Haroldo Bocão

Tem hora que a falta de tempo judia demais. A falta de tempo está me matando já que não consigo fazer duas coisas que adoro, e que me fazem uma tremenda falta – Ler e escrever – Aqui bem em frente a meus olhos, a pilha de livros a serem lidos só aumenta, e as ideias de textos a serem escritos pipocam, mas aí o tempo urge e a matéria é fecunda, e a meu lado esquerdo laudas e mais laudas, versões e mais versões, o leitinho das crianças… rssss

Serve um texto antigo, lembranças de um tempo em que o tempo, eu juro, cabia e durava muito mais?

Tenho inúmeras lembranças de quando ainda eu, meus irmãos e meus pais morávamos todos juntos sob o mesmo teto. Éramos sete. Durante os nossos anos de pós-adolescência, a casa, que por si só já vivia cheia por conta do tamanho da família, estava sempre mais movimentada com a presença de outros agregados. Tinha americana fazendo intercâmbio, tinha africano fazendo intercâmbio. Tinha ‘interno-órfão’ do Colégio Militar que foi passar o natal e ficou até se formar no colégio e posteriormente na escola de oficiais da marinha mercante. Tinham as três filhas da tia Nilde os três ‘éles’ Lilian, Lara e Lívia. Por lá passaram pessoas comuns que hoje são pessoas influentes em suas “expertises” e outros que talvez ainda não se acharam na vida. Sabemos o paradeiro de alguns, mas não de todos como por exemplo do Haroldo Bocão.

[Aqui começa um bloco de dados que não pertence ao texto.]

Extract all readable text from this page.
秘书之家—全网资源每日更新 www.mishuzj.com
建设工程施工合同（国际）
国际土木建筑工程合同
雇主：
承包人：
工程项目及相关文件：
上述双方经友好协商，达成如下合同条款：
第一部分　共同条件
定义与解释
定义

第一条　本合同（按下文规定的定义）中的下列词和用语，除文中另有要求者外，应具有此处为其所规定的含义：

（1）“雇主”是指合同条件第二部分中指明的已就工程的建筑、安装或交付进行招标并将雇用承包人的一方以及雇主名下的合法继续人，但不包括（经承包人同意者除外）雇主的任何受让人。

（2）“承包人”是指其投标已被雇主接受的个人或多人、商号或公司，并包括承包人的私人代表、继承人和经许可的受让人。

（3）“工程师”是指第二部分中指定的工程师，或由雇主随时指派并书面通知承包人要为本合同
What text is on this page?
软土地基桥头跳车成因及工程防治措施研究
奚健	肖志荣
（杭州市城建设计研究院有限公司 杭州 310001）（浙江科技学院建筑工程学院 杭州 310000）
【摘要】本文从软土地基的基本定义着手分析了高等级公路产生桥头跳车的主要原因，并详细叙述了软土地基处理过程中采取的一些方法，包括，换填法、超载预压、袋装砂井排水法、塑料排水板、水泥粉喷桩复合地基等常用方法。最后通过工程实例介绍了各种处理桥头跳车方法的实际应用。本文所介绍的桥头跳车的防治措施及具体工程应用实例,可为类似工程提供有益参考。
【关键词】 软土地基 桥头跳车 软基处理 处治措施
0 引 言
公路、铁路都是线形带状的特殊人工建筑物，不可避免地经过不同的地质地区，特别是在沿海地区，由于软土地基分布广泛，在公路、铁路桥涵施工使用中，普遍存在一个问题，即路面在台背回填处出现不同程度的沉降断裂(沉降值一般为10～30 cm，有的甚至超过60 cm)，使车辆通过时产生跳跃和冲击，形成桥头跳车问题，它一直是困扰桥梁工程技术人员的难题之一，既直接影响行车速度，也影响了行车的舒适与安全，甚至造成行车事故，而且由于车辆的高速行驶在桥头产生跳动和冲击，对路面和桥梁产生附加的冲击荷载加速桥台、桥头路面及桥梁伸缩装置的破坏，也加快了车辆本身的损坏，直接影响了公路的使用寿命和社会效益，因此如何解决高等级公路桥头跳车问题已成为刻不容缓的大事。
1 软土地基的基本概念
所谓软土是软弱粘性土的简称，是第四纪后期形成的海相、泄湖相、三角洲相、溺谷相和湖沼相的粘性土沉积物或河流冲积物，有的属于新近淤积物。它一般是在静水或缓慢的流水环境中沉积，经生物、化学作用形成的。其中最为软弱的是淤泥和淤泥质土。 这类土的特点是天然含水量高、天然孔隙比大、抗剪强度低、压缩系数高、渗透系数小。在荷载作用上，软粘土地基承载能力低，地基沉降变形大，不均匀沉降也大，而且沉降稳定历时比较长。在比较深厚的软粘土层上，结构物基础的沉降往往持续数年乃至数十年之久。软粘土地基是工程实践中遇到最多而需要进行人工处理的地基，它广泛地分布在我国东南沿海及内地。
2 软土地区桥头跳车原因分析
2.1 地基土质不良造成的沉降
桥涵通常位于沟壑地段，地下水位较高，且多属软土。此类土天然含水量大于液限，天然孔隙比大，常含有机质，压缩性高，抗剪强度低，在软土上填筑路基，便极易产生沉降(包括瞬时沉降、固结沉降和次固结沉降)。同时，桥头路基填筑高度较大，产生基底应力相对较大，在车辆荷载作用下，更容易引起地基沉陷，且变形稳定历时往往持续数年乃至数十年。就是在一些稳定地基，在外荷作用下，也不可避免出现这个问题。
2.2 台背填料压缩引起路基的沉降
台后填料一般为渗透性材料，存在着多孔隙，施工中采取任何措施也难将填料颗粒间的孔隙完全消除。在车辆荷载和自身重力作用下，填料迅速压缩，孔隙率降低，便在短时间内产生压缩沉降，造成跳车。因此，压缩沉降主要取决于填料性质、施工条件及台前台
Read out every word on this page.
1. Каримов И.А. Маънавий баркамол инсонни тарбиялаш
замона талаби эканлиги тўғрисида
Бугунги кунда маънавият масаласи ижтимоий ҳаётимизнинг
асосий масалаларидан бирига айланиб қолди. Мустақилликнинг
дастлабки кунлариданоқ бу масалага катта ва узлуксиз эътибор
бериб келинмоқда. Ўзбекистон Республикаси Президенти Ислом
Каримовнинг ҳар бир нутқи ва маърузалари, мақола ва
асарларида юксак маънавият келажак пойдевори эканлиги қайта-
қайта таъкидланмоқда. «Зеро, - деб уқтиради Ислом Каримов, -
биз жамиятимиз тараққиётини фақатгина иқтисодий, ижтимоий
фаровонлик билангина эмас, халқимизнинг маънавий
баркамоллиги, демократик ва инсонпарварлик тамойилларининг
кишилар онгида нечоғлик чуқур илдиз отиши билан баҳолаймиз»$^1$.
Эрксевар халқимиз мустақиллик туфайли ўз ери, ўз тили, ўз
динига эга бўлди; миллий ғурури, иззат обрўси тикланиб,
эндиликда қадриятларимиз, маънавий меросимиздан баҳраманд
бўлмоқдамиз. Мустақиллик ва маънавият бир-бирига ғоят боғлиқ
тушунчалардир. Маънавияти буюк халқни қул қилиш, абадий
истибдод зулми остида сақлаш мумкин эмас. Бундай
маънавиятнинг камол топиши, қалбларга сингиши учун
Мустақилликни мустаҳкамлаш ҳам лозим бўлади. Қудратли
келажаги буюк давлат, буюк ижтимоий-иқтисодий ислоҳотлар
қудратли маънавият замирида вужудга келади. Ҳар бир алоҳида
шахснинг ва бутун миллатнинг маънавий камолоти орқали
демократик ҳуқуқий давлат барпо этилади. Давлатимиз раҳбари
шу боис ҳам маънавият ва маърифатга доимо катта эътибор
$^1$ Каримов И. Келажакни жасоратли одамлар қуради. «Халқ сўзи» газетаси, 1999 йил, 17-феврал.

Haroldo era filho de Ariosto. As pouquíssimas vezes que vi Ariosto me lembro que ele era uma figura um tanto intimidadora. Ele mancava de uma perna, falava de maneira ríspida e tinha um olhar bravio. Haroldo só tinha do pai o bocão. Haroldo era mais velho do que eu. Quando eu tinha meus 17, ele já tinha seus 22. Haroldo estudava economia, sonhava ser operador na bolsa, estagiava em um banco americano. Ele queria ser rico, mas, contraditoriamente era desapegado das coisas materiais. Ele não se importava quando usávamos suas roupas transadas, ou se eu saísse sem habilitação com sua Yamaha RDZ 125 pelas ruas do Rio. Ele era como um irmão para nós. Meu pai era um pai para ele. Haroldo tinha casa, mas a nossa era o seu lar. Ali ele até aprendeu a andar só de cueca sem reservas, assim como faziam os filhos de meus pais [minha irmã de calcinha, claro].

Apesar de ter olhos chapados e falar com excessos de gestos, Haroldo não usava droga, mas tinha o hábito nojento de comer pão dormido com cebola picada. Ele falava alto e era muito desastrado, principalmente quando queria aparecer para alguma menina.

Faz muitos anos que não vejo aquele bocão. O último evento do qual me recordo foi bem típico. A família estava toda reunida assistindo algo na TV. Além de nós somente Ekow Wilmot o negão africano que estudava arquitetura na UFRJ. A cena:  Haroldo entra [ele jamais tocava a campainha e o porteiro já não mais o anunciava], não diz nada e segue em direção à cozinha. Ouvimos o barulho das gavetas de talheres. Haroldo entra e sai dos quartos e remexe em armários e cômodas. Por fim retorna à sala e abre freneticamente todas as gavetas da arca. Em sua mão um pedaço de pão recheado de cebola. Ele se vira para todos espalhados nos sofás, suspira e diz: “Esta casa tá uma bagunça!” Vai em direção à porta e sai. Todo mundo se entreolha e cai na gargalhada.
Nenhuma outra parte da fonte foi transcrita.